Hacker News new | past | comments | ask | show | jobs | submit login

Too large a chunk of my life was burnt the ETL from hell. Other than SQL, I can't see any other tool that would have helped.

I found the easiest way was just dump tables of data into long varchars - even the supposedly numeric stuff, because often enough it wasn't - then scrub & filter it from there. (NB, if you take anything from this post, make it that).

There were multiple challenges, but one that was most painful was the sheer filth mixed into the data. Too often even a human couldn't work out what the heck was supposed to be in some field. Often we could, but it ate a lot of time.

It doesn't sound like you ETLs are anything like mine; you start with pretty clean data. You are lucky.
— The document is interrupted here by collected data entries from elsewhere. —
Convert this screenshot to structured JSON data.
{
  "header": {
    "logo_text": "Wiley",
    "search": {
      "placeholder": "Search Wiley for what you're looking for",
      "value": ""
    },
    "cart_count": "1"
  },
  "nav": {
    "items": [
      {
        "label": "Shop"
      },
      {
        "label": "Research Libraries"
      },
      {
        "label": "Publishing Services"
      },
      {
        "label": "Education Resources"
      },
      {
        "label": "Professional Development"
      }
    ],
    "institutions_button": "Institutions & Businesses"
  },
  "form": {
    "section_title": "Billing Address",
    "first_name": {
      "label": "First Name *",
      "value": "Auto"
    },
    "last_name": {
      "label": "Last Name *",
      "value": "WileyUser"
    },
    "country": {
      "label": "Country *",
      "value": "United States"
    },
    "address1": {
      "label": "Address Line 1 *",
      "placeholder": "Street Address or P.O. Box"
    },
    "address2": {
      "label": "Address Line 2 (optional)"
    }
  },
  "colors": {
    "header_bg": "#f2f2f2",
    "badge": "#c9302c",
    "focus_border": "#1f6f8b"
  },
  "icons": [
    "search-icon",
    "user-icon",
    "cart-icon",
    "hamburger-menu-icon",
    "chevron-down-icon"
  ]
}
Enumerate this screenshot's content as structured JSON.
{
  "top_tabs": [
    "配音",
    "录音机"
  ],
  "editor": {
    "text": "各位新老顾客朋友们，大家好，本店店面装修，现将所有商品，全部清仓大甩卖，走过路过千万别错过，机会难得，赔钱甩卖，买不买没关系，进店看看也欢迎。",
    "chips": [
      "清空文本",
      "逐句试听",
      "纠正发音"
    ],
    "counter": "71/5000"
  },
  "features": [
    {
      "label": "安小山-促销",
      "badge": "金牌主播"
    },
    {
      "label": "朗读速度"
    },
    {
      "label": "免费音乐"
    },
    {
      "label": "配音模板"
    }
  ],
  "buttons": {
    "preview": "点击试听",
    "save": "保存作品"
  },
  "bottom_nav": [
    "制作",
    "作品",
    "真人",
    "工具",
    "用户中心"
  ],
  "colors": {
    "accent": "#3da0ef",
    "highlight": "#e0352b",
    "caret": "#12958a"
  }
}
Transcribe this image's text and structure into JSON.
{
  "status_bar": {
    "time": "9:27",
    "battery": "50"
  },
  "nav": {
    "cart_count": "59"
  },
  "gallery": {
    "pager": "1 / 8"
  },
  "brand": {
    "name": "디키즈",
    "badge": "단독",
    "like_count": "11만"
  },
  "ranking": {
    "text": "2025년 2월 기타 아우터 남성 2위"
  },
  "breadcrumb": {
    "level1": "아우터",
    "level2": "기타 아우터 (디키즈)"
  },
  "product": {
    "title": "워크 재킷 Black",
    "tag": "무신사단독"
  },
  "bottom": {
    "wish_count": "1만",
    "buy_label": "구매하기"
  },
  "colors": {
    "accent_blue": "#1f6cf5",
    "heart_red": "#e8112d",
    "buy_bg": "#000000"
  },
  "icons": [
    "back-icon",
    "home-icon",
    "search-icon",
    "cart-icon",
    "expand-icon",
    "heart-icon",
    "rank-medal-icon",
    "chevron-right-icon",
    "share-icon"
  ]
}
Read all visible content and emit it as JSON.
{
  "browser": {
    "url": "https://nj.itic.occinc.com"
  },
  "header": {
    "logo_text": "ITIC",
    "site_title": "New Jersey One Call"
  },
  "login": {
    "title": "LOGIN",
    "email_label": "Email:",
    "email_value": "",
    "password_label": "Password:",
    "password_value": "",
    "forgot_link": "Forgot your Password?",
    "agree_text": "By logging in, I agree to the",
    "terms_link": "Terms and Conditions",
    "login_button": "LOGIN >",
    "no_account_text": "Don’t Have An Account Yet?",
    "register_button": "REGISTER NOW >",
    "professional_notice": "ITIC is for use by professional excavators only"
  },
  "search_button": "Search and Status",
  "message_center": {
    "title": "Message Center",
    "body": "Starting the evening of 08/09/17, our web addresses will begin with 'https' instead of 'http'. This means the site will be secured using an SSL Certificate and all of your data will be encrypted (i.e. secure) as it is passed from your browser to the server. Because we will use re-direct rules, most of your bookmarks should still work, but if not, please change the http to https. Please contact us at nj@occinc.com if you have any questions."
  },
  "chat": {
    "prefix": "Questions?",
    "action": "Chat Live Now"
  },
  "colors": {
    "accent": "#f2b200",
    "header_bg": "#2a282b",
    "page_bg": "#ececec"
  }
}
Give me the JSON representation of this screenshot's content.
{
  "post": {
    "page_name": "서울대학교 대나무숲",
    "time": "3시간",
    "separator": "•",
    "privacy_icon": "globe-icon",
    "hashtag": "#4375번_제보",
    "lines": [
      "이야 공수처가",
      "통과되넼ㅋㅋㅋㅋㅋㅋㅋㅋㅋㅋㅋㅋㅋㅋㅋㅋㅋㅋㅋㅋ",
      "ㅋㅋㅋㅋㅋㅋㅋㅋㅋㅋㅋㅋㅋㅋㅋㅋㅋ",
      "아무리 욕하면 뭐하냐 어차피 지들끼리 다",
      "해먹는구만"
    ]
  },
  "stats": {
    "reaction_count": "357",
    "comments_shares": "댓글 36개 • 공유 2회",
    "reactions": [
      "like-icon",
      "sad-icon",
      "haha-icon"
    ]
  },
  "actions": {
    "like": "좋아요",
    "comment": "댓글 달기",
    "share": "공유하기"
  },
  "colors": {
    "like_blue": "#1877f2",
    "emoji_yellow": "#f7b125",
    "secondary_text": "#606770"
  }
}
Yikes, Iā€™m sorry. What were your application developers doing to persist this messy data?

It was an upgrade from a legacy system to its successor. I never used the legacy system so I don't know what checks they did. I suspect little to none; I guess they pretty much exposed the raw 'tables' to the user to insert whatever they wanted.

I wrote 'tables' because it wasn't a relational DB although the successor system was.

The amount of data was pretty minimal too, not much more than a dozen GB, but it ate up at least 4 man-years to convert. I still cringe thinking about it. Some parts were an interesting challenge but mostly just soul destroying grind.

well in the case of a system migration for consumer data; in many cases the developers may have moved on or even retired. In some cases operational data can have lived through pre RDBMS systems, migrations to RDBMS, migrations to different system software from different vendors, adhoc imports of data from other systems, bulk zero day currency conversions (to the Euro), different approaches for configuration of obscure product codes, bugs, systems that didn't understand leap years, developers and systems who didn't understand normalisation or timezones or decimal data types or rounding errors or character sets, crashes, 'manual' rollbacks and hacks to reset large batch jobs.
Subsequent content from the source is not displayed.